Two steps into the front hall he looked into the barren living room and…
The footlocker lay on its side on the dull, dusty maple floor.
It had resided in Caren’s closet when they were married.
Every Christmas…
Strewn around the trunk, he saw the set of decorations, minus the loon, he had turned out on a jigsaw the first winter of their marriage. The room was empty, no furniture, so he slid his back down a wall and sat on the floor.
The wooden baubles caught a random moment in Caren’s life. The house was like a blueprint of her hopes. Roomy enough for a big family. Miles of yard to run in. Near the water. Swimming and sailboats and canoes. But also a shambles.

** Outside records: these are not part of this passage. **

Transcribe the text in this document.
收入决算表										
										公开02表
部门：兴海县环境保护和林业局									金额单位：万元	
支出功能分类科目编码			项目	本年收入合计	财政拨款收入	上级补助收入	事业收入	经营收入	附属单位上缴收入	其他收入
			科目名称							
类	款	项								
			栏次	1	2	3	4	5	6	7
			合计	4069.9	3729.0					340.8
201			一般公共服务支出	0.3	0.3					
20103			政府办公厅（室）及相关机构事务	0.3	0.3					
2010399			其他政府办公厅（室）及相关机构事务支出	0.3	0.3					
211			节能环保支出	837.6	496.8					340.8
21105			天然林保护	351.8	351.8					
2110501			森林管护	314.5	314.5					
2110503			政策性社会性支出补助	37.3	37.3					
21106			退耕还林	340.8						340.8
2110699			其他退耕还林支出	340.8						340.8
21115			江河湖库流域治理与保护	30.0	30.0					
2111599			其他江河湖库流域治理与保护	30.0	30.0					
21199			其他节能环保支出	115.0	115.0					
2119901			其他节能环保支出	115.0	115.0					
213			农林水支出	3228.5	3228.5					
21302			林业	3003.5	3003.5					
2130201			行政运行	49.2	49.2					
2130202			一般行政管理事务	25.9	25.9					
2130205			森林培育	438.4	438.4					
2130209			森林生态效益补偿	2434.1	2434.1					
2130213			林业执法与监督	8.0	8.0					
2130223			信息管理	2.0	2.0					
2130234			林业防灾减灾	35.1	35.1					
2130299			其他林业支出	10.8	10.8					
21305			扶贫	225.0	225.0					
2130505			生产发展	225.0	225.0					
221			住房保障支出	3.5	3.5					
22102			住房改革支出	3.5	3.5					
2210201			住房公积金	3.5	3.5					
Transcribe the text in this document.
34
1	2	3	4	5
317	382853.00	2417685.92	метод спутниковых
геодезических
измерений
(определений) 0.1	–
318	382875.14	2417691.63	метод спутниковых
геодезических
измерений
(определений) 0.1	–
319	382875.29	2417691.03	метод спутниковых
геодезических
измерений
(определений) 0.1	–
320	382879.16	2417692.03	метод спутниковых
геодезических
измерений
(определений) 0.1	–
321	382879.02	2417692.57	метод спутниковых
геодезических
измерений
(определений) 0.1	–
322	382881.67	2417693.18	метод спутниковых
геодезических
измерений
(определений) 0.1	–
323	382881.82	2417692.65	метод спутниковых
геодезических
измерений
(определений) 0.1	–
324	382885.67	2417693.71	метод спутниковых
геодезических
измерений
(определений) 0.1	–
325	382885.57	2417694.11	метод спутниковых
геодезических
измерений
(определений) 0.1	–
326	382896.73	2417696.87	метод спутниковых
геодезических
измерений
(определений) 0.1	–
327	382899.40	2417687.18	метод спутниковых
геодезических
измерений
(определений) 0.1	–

He heaved himself up and went into the kitchen. On the counter, filmed with dust, he saw a perfectly preserved lump of chocolate halved by the neat incision of teeth marks.
The kitchen drawers were tidy but contained no tools. He backtracked to the breezeway and found drawers where the tools were kept. He took a WunderBar and went down the basement stairs. A musty veil of dust hung over the den. A discarded pair of rubber gloves lay on a pile of siding torn out of the wall. The feds hadn’t cleaned up after themselves.